I see you, my flesh and blood, and I am amazed,
because I give suck and yet I am not married.
And though I see you in swaddling clothes,
I know that the flower of my virginity is sealed,
for you preserved it when, in your good pleasure, you were born
a little Child, God before the ages.


“High King, what have you to do with beggars?
Maker of heaven, why have you come to those born of earth?
Did you love a cave or take pleasure in a manger?
See, there is no place for your servant in the inn,
I do not say a place, not even a cave,
for that too belongs to another.
To Sara, when she bore a child,
a vast land was given as her lot. To me, not even a fox hole.
I used the cavern where willingly you made your dwelling,
a little Child, God before the ages.”

--Kontakion of Saint Romanos the Melodist















Wednesday, December 23, 2009

Saint Quote : Saint John the Apostle


In the beginning was the Word, and the Word was with God, and the Word was God. He was in the beginning with God. All things came to be through Him, and without Him nothing came to be. What came to be through Him was life, and this life was the Light of the human race; the Light shines in the darkness, and the darkness has not overcome it.

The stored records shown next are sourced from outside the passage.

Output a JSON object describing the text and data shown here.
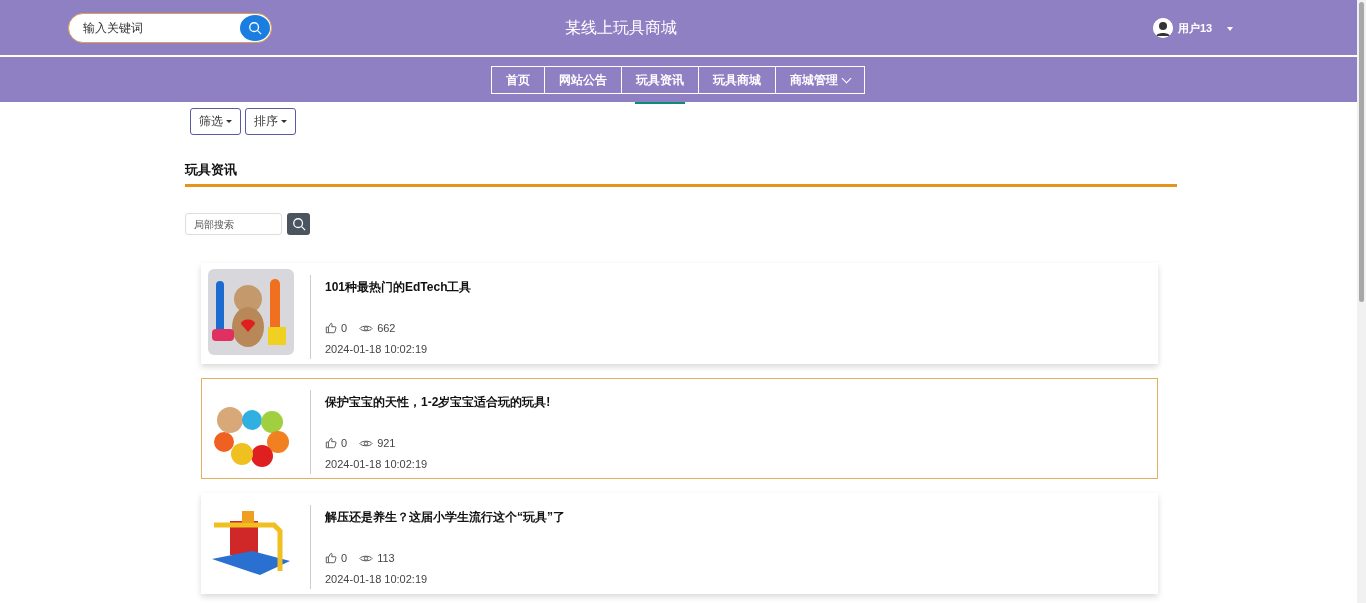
{
  "header": {
    "search": {
      "placeholder": "输入关键词"
    },
    "site_title": "某线上玩具商城",
    "user": {
      "name": "用户13"
    }
  },
  "nav": [
    {
      "label": "首页",
      "selected": false,
      "dropdown": false
    },
    {
      "label": "网站公告",
      "selected": false,
      "dropdown": false
    },
    {
      "label": "玩具资讯",
      "selected": true,
      "dropdown": false
    },
    {
      "label": "玩具商城",
      "selected": false,
      "dropdown": false
    },
    {
      "label": "商城管理",
      "selected": false,
      "dropdown": true
    }
  ],
  "filters": [
    "筛选",
    "排序"
  ],
  "section_title": "玩具资讯",
  "local_search": {
    "placeholder": "局部搜索"
  },
  "articles": [
    {
      "title": "101种最热门的EdTech工具",
      "likes": "0",
      "views": "662",
      "date": "2024-01-18 10:02:19",
      "selected": false
    },
    {
      "title": "保护宝宝的天性，1-2岁宝宝适合玩的玩具!",
      "likes": "0",
      "views": "921",
      "date": "2024-01-18 10:02:19",
      "selected": true
    },
    {
      "title": "解压还是养生？这届小学生流行这个“玩具”了",
      "likes": "0",
      "views": "113",
      "date": "2024-01-18 10:02:19",
      "selected": false
    }
  ]
}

--Saint John the Apostle from the Gospel According to Saint John 1: 1 - 5










Tuesday, December 22, 2009

Saint Quote: Saint Poemen


The nature of water is soft, and the nature of stone is hard; but if a bottle is hung above the stone, allowing the water to fall down drop by drop, it wears away the stone. So it is with the Word of God: it is soft and our heart is hard, but the man who hears the Word of God often opens his heart to the fear of God.